Et puis aussi de découvertes qu’on fait de cinéastes, ou alors, nos chemins nous amènent d’une cinématographie à une autre, d’un cinéaste à un autre, un peu de manière naturelle. C’est vrai qu’on ne sait pas quelques années auparavant qu’on va faire un travail sur Hou Hsiao-hsien, sur Edward Yang. C’est un peu les hasards, les rencontres. D’un seul coup des films qui devenaient inaccessibles, parce qu’il y a la question matérielle et de droits. Donc c’est plus comme ça qu’on travaille que de se dire : tiens ce cinéaste là, il n’y a rien qui est fait, donc faudra qu’on le fasse. Ça peut exister. 

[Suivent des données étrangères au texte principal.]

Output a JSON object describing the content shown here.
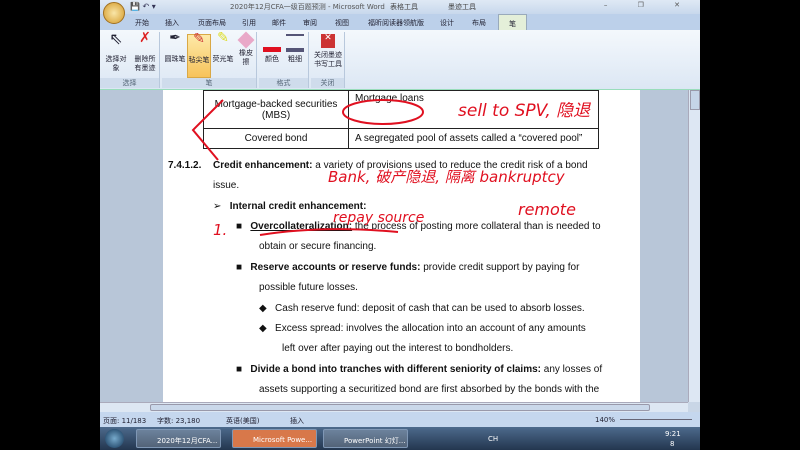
{
  "window": {
    "title": "2020年12月CFA一级百题预测 - Microsoft Word",
    "context_tab1": "表格工具",
    "context_tab2": "墨迹工具",
    "controls": "– ❐ ✕"
  },
  "tabs": [
    "开始",
    "插入",
    "页面布局",
    "引用",
    "邮件",
    "审阅",
    "视图",
    "福昕阅读器领航版",
    "设计",
    "布局",
    "笔"
  ],
  "ribbon": {
    "groups": [
      "选择",
      "笔",
      "格式",
      "关闭"
    ],
    "buttons": {
      "select": "选择对象",
      "delete_all": "删除所有墨迹",
      "ballpoint": "圆珠笔",
      "felt": "毡尖笔",
      "highlighter": "荧光笔",
      "eraser": "橡皮擦",
      "color": "颜色",
      "thickness": "粗细",
      "close_ink": "关闭墨迹书写工具"
    }
  },
  "document": {
    "table": [
      [
        "Mortgage-backed securities (MBS)",
        "Mortgage loans"
      ],
      [
        "Covered bond",
        "A segregated pool of assets called a “covered pool”"
      ]
    ],
    "heading_num": "7.4.1.2.",
    "heading_bold": "Credit enhancement:",
    "heading_rest": " a variety of provisions used to reduce the credit risk of a bond",
    "heading_cont": "issue.",
    "internal": "Internal credit enhancement:",
    "items": [
      {
        "bold": "Overcollateralization:",
        "text": " the process of posting more collateral than is needed to",
        "cont": "obtain or secure financing."
      },
      {
        "bold": "Reserve accounts or reserve funds:",
        "text": " provide credit support by paying for",
        "cont": "possible future losses."
      },
      {
        "bold": "Divide a bond into tranches with different seniority of claims:",
        "text": " any losses of",
        "cont": "assets supporting a securitized bond are first absorbed by the bonds with the"
      }
    ],
    "subitems": [
      {
        "text": "Cash reserve fund: deposit of cash that can be used to absorb losses."
      },
      {
        "text": "Excess spread: involves the allocation into an account of any amounts",
        "cont": "left over after paying out the interest to bondholders."
      }
    ],
    "ink_notes": [
      "sell to SPV, 隐退",
      "Bank, 破产隐退, 隔离 bankruptcy",
      "repay source",
      "remote",
      "1."
    ]
  },
  "status": {
    "page": "页面: 11/183",
    "words": "字数: 23,180",
    "lang": "英语(美国)",
    "mode": "插入",
    "zoom": "140%"
  },
  "taskbar": {
    "tasks": [
      "2020年12月CFA...",
      "Microsoft Powe...",
      "PowerPoint 幻灯..."
    ],
    "tray": "CH",
    "time": "9:21",
    "date": "8"
  },
  "colors": {
    "ink": "#e01020",
    "accent": "#f7c35b"
  }
}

Mais c’est vrai que c’est ce travail sur l’actualité du cinéma. L’actualité des films nouveaux, qui sont faits, qui arrivent sur des marchés, qui sont présents et qu’on peut acheter. Et aussi un prolongement, à chaque fois. Le travail qu’on fait sur Fassbinder, Ozu, il se fait sur la durée, ce n’est pas un one shot. Et par exemple, concernant Hou Hsiao-hsien, que je citais, le fait que d’un seul coup Les Fleurs de Shanghai devienne à nouveau accessible, parce qu’il y a une restauration 4K, c’est un film sur lequel on voulait travailler depuis des années, mais on ne pouvait pas le faire pour des raisons matérielles. D’un seul coup, après le travail qu’on a fait il y a quelques années sur Hou Hsiao-hsien on prolonge avec Les Fleurs de Shanghai qui devient à nouveau accessible à un instant T et ça c’est un film qu’on cherchait et qu’on souhaitait faire exister et qui vient à point nommé.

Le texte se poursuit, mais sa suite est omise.